Novo ministro do tribunal, Vital do Rêgo disse ontem que levará discussão sobre patrimônio de Graça Foster ao plenário na próxima semana

Beatriz Bulla, Fábio Fabrini e Daniel Carvalho, O Estado de S. Paulo

04 Fevereiro 2015 | 15h50

Atualizado às 23h23

Brasília - O novo ministro do Tribunal de Contas da União (TCU), Vital do Rêgo, tomou posse nesta quarta-feira, 4, no cargo e anunciou que levará a discussão sobre o bloqueio de bens de Graça Foster, executiva que renunciou ao cargo de presidente da Petrobrás, ao plenário da corte de contas já na próxima semana. Ele disse ainda que irá avaliar as sugestões feitas pelo atual presidente do tribunal, Aroldo Cedraz, que propôs uma nova forma de calcular o prejuízo apontado no processo que apura a responsabilização da diretoria da estatal pela aquisição da Refinaria de Pasadena (EUA). 

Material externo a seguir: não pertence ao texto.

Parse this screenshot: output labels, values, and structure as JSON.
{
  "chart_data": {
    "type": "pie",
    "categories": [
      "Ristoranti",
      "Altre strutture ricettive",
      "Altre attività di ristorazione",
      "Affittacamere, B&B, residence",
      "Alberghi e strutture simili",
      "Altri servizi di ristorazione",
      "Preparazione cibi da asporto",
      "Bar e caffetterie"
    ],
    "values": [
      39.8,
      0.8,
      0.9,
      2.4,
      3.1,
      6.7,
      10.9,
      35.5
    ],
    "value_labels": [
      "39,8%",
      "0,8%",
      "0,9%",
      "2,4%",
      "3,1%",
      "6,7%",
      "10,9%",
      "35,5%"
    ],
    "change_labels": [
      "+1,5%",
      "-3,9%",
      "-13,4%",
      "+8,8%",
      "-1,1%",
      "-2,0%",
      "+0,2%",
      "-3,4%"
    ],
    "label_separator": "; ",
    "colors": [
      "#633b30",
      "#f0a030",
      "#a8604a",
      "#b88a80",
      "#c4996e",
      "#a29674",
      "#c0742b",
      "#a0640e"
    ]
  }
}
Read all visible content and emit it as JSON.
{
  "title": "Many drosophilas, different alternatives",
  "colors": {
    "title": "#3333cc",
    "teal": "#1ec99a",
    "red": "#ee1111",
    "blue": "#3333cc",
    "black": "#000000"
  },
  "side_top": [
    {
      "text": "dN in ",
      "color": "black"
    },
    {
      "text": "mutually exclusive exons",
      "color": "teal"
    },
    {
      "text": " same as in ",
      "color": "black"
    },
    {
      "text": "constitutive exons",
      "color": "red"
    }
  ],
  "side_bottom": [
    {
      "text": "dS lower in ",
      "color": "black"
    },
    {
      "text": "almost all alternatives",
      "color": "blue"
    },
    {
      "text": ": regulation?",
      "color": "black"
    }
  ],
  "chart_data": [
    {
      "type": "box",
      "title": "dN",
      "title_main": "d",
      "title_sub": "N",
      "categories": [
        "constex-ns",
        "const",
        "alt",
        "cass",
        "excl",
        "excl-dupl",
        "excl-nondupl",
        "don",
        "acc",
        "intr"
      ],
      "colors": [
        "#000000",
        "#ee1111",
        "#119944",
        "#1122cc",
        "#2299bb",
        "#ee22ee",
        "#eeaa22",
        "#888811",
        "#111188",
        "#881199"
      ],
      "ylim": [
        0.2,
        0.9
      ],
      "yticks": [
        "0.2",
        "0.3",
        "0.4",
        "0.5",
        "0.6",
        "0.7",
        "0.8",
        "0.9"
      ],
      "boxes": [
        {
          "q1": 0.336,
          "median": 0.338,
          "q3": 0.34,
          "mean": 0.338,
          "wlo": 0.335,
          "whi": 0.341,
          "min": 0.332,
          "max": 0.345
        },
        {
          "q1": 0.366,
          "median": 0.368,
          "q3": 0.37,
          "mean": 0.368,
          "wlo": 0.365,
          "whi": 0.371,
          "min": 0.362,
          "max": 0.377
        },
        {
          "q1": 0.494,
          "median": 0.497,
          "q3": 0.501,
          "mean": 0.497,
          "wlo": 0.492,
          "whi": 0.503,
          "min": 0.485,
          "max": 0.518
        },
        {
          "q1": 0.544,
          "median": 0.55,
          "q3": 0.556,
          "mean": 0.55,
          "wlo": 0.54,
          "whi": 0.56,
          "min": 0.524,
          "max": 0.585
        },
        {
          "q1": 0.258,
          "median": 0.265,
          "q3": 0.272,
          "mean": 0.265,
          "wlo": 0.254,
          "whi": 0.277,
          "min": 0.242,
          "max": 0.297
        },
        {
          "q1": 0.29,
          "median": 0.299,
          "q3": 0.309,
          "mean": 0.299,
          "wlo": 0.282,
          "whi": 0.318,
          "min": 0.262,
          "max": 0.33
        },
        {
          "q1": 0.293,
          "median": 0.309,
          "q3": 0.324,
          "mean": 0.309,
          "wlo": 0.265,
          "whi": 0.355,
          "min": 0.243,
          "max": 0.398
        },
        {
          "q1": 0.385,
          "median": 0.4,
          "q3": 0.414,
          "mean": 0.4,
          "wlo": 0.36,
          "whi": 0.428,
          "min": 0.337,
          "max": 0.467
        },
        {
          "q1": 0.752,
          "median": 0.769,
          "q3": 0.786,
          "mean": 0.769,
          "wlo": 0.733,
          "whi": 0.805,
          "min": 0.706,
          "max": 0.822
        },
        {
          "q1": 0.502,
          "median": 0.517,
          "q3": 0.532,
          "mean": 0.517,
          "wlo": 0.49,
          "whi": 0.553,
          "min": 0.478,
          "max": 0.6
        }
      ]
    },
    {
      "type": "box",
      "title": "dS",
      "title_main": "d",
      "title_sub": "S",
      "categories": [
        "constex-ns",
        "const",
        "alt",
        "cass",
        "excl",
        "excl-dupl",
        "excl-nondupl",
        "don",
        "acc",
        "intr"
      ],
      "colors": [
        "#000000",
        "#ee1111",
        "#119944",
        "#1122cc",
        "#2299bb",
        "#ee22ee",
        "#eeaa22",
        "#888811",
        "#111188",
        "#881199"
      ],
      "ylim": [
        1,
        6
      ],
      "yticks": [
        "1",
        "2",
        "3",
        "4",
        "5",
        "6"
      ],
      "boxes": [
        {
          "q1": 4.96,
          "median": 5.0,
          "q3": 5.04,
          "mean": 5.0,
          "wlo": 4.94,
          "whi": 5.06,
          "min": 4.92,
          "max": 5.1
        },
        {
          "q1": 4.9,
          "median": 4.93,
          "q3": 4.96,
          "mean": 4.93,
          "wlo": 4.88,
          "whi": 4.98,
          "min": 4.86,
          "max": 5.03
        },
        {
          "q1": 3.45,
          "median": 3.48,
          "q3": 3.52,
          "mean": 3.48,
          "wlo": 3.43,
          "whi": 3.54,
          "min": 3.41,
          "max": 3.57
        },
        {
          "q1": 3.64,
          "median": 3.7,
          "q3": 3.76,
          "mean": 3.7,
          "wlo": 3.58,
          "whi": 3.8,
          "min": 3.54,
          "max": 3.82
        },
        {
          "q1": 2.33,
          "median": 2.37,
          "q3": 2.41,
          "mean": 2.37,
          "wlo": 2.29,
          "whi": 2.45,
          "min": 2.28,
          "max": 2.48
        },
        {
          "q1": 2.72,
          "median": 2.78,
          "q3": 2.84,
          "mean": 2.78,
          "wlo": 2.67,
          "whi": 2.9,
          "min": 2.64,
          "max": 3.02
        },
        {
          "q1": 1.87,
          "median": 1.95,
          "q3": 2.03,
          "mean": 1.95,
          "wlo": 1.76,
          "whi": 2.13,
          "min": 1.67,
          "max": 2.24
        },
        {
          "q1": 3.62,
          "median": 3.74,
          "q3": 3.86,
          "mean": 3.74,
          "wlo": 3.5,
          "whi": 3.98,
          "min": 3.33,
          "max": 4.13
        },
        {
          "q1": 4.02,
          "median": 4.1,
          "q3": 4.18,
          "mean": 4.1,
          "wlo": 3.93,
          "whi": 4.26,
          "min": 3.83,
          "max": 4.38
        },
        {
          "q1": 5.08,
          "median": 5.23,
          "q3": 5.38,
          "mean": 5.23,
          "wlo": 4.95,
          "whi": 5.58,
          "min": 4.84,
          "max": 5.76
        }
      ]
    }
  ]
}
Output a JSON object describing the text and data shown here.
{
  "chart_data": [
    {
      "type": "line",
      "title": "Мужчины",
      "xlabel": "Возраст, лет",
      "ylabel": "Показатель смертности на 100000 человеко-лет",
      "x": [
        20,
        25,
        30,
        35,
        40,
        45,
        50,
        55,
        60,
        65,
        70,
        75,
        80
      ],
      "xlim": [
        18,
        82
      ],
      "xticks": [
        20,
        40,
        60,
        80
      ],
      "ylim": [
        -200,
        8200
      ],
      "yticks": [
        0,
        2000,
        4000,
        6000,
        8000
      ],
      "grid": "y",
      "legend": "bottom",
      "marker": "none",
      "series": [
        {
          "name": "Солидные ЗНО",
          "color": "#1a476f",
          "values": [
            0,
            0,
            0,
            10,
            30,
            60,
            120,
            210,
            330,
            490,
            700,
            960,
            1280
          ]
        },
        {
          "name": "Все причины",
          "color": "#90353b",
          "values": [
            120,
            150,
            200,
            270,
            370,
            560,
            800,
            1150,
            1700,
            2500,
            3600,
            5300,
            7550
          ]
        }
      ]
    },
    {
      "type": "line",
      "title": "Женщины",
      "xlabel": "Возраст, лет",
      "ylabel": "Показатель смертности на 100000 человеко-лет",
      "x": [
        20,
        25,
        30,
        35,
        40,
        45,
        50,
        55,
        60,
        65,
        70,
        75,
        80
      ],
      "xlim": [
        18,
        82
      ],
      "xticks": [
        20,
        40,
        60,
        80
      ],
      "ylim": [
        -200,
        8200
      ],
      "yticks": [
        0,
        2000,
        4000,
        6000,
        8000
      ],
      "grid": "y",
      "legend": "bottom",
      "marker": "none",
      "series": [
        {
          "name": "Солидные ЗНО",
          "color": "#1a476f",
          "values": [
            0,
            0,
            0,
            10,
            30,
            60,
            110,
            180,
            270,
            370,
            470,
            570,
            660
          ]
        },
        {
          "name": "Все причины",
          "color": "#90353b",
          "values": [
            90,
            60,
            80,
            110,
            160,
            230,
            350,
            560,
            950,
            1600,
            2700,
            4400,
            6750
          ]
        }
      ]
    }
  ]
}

Ex-senador do PMDB, partido da base aliada do governo, Vital assume a cadeira de José Jorge, que se aposentou do TCU em novembro. O novo ministro herda no tribunal os processos relatados pelo antecessor. Ele será o responsável, portanto, pela relatoria dos casos ligados à Petrobrás que tramitavam no TCU até 31 de dezembro de 2014, incluindo o processo da refinaria. 

Em julho do ano passado, o tribunal apontou prejuízo de US$ 792,3 milhões com a compra da refinaria pela estatal. Na ocasião, os ministros decretaram a indisponibilidade patrimonial de diretores e ex-dirigentes da Petrobrás para assegurar ressarcimento do prejuízo aos cofres públicos ao fim do processo de responsabilização. 

A demora na conclusão do julgamento, contudo, impede que a medida seja efetivada na prática. 

Pauta. “De hoje em diante, minha primeira providência é dizer que vou pautar para a próxima semana (a discussão sobre o bloqueio de bens de Graça Foster)”, anunciou Vital ontem, após a cerimônia de posse. O caso está parado no TCU desde agosto, quando Cedraz pediu vista do processo, após a maioria da corte se manifestar sobre a indisponibilidade patrimonial dos executivos da Petrobrás. A votação foi encerrada com cinco votos contra o bloqueio de bens de Graça Foster e dois a favor.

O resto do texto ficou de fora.